Relay

A Relay serves as a core indexing infrastructure within the AT Protocol. Relays aggregate data from across the network into a unified stream termed the firehose.

Relays occupy an intermediary role within the AT Protocol, aggregating data from Personal Data Servers (PDSes and providing the firehose to downstream services. AppViews, Feed Generators, Labellers, and other application-specific services consume the firehose to build specialized indexing and features.
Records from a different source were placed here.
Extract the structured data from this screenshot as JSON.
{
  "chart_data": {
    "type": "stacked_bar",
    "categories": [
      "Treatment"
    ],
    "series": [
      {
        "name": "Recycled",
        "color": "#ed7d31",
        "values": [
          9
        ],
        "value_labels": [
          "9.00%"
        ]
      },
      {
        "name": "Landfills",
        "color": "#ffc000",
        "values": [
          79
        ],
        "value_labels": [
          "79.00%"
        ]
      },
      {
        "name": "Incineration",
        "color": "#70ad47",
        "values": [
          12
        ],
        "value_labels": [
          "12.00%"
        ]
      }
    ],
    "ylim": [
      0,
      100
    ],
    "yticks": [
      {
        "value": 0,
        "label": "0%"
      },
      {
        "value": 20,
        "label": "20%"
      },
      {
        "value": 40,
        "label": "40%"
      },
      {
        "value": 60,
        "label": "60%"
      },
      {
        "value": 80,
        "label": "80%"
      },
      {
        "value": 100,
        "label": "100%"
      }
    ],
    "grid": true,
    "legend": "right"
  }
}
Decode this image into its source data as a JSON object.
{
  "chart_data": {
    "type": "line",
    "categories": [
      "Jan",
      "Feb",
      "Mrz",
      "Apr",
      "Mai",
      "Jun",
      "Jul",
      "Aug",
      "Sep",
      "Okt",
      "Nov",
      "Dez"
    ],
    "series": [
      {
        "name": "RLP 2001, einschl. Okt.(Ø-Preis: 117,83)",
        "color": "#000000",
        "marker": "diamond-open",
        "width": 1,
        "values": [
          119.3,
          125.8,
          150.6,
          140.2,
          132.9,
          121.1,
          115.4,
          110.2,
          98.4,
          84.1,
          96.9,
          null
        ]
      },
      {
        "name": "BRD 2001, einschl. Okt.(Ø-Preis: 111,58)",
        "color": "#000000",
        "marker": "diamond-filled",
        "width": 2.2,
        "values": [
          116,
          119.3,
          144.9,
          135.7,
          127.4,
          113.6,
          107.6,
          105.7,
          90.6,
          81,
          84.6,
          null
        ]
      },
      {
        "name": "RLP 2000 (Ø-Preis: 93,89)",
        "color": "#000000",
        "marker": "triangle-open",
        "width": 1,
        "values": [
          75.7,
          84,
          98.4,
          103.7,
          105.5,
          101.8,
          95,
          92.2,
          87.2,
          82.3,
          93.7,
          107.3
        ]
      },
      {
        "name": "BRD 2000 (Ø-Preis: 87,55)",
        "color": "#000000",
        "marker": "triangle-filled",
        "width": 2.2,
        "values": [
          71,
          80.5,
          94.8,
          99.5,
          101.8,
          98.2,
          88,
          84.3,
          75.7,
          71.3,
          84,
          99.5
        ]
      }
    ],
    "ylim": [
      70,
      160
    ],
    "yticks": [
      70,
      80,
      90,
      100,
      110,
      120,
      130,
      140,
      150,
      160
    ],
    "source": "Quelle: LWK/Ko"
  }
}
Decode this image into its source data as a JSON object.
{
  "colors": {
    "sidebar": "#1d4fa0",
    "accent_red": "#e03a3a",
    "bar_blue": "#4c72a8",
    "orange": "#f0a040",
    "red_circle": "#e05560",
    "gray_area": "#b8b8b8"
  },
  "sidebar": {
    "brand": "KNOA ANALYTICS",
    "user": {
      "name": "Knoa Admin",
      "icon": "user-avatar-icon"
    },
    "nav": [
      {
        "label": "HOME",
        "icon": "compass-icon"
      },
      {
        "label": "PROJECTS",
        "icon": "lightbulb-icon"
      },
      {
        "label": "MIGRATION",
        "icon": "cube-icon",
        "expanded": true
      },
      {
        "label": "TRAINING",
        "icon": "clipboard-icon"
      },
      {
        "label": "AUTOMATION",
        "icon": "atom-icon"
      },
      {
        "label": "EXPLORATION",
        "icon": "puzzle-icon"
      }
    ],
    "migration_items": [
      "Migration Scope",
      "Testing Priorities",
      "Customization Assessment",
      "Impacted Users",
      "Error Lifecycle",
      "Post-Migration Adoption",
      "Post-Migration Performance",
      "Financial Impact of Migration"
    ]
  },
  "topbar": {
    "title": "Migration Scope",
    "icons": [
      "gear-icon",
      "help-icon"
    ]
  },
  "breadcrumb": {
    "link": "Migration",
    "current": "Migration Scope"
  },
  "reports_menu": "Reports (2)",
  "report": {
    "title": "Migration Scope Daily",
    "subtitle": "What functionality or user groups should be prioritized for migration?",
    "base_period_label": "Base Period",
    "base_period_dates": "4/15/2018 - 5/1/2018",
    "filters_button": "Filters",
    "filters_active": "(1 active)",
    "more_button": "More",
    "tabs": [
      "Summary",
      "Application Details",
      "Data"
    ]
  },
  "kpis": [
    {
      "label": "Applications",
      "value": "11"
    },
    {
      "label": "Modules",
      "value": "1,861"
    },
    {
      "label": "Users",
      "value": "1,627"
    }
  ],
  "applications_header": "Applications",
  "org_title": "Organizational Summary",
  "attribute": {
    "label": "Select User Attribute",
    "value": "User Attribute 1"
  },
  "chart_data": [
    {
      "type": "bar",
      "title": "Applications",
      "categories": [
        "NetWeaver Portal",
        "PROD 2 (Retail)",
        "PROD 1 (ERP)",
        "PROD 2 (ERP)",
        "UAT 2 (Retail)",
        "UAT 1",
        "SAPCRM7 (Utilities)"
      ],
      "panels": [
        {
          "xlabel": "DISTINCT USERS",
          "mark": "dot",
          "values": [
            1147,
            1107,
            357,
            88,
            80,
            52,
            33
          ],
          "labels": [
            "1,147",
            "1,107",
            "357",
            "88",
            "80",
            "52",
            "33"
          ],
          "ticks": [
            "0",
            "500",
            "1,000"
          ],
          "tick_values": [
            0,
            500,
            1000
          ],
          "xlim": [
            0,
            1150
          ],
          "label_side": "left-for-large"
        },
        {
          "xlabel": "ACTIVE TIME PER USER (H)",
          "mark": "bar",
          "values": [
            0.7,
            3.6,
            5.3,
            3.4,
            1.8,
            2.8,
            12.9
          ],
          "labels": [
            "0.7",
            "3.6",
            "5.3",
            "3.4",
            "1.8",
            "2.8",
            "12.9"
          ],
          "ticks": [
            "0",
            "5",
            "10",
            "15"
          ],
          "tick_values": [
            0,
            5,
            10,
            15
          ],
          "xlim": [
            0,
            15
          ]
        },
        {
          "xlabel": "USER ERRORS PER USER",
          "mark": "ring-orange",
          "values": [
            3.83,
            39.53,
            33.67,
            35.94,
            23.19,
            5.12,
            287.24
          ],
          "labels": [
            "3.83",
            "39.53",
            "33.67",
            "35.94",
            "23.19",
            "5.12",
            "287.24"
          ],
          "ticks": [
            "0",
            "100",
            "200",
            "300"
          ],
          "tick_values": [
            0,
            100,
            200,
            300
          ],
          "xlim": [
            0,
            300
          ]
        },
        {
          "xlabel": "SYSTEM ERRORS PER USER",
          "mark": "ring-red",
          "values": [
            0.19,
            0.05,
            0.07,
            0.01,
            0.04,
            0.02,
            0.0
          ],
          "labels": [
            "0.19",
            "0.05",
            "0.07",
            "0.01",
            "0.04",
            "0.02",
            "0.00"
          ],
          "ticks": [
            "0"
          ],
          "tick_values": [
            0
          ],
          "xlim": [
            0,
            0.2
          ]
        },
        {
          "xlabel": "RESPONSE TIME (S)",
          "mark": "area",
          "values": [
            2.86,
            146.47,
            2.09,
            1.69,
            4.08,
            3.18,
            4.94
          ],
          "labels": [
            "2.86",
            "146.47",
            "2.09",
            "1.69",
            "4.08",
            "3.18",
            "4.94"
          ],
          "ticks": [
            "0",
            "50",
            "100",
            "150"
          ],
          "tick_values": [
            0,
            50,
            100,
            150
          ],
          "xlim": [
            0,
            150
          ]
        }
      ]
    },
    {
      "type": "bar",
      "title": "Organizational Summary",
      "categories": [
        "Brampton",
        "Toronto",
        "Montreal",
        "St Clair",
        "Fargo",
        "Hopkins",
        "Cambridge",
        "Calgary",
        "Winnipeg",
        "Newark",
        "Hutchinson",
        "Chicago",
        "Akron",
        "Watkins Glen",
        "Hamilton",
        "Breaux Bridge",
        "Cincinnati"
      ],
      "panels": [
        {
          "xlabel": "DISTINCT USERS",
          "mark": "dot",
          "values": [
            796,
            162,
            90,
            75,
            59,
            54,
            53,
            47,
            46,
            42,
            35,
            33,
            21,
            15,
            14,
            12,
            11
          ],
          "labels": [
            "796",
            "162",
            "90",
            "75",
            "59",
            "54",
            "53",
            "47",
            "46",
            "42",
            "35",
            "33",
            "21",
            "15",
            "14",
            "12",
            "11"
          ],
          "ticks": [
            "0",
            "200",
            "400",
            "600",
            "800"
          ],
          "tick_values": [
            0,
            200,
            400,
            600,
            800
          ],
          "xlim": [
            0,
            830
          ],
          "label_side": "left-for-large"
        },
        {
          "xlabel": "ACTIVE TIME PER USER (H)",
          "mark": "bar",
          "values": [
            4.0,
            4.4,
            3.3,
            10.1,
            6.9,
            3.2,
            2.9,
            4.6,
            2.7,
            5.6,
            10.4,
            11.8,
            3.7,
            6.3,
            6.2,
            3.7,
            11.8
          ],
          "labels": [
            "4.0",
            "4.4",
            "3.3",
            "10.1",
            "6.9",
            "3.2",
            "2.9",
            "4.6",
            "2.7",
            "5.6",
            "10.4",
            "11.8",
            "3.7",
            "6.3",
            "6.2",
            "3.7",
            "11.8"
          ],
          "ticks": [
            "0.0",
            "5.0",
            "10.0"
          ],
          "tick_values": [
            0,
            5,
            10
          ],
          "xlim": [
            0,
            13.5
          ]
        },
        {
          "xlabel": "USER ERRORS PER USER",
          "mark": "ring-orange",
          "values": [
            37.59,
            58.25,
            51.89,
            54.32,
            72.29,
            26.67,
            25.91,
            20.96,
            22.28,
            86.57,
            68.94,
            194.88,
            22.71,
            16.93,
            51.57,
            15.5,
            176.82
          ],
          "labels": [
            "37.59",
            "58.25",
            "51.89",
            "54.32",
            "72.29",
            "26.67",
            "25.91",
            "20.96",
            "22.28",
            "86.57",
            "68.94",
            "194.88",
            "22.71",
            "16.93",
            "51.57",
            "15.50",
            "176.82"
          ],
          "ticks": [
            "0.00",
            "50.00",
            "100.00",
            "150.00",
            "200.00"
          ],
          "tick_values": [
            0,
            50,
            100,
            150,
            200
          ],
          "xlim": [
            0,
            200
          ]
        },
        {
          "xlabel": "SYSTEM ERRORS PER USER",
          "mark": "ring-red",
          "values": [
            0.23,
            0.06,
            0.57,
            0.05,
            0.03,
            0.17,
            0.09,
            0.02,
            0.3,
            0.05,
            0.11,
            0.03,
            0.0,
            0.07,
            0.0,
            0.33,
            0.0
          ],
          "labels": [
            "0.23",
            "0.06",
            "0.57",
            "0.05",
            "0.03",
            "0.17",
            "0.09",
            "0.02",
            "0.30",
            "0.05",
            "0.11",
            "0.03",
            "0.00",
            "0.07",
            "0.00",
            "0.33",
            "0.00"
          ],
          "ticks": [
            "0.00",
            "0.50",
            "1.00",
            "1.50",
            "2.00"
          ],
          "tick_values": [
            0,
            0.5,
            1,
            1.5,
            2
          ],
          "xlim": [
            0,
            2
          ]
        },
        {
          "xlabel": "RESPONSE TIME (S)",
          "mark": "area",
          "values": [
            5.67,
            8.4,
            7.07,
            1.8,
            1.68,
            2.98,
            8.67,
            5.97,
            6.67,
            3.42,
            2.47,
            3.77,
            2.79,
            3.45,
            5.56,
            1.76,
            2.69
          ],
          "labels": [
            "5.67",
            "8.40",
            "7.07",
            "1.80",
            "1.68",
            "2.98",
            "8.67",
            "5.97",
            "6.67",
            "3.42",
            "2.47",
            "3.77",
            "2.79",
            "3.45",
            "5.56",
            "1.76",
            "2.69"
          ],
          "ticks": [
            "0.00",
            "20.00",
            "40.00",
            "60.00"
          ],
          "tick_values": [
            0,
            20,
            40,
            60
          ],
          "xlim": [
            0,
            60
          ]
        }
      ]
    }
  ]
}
Core Functions[edit | edit source]

The primary purpose of a relay is to collect, validate, and redistribute repository data from across the network. It does this by crawling user repositories hosted on PDSes throughout the network and consuming their real-time update streams. The relay verifies the cryptographic signatures and Merkle Tree proofs on all updates to ensure data integrity.

Importantly, relays themselves does not interpret or index the records in repositories, but simply stores and forwards them. As a result, developers can create new social experiences on top of the AT Protocol by defining new record types with a lexicon, and these records will flow through relays without requiring any changes to their code.

Each relay maintains its own replica of the repositories it tracks, allowing it to detect changes even when real-time notifications are interrupted. This replication provides resilience against network issues and ensures complete data coverage. When network interruptions occur, relays can periodically re-crawl repositories and compare them to its local replica to determine what records have been added or deleted.

Through continuous monitoring, relays produce a firehose - a consolidated stream of all network activity that notifies subscribers whenever records are added or deleted in any tracked repository. This firehose becomes the foundation for building network-wide services.

As part of its processing, relays perform initial data cleaning by discarding malformed updates, filtering out illegal content, and reducing high-volume spam, which helps downstream services focus on their specific functions rather than basic data validation.

Architecture[edit | edit source]

Operational Considerations[edit | edit source]

Running a relay requires significant resources compared to other AT Protocol services. As of mid-2024, maintaining a real-time copy of all user repositories for a network of 6 million users cost approximately $153 per month in storage and bandwidth alone, not including computational resources for processing and serving the data.

Due to these resource requirements, there are likely to be fewer relays than self-hosted PDSes. However, the protocol is designed to support multiple relays operating independently, such that no single entity has control over data distribution in the network.

Relays can be operated at different scales. Full-network relays track all repositories across the entire network, providing complete coverage. Partial-network relays might focus on specific communities, applications, or regions, reducing resource requirements. Specialized relays could serve particular use cases, such as academic research, brand monitoring, or archive preservation.

Decentralization Benefits[edit | edit source]

The relay architecture provides several key benefits for the AT Protocol's decentralization goals. No privileged access is required to operate a relay - since repositories are public, anyone can crawl and index them using the same protocols. If any relay operator violates user expectations, through censorship or other means, alternative relays can be created that don't have these issues.

Client applications can switch between different relays or even combine data from multiple relays to get a more complete view of the network. The separation between data storage (PDSes) and indexing (relays) allows for innovation at both layers without requiring changes to the entire system.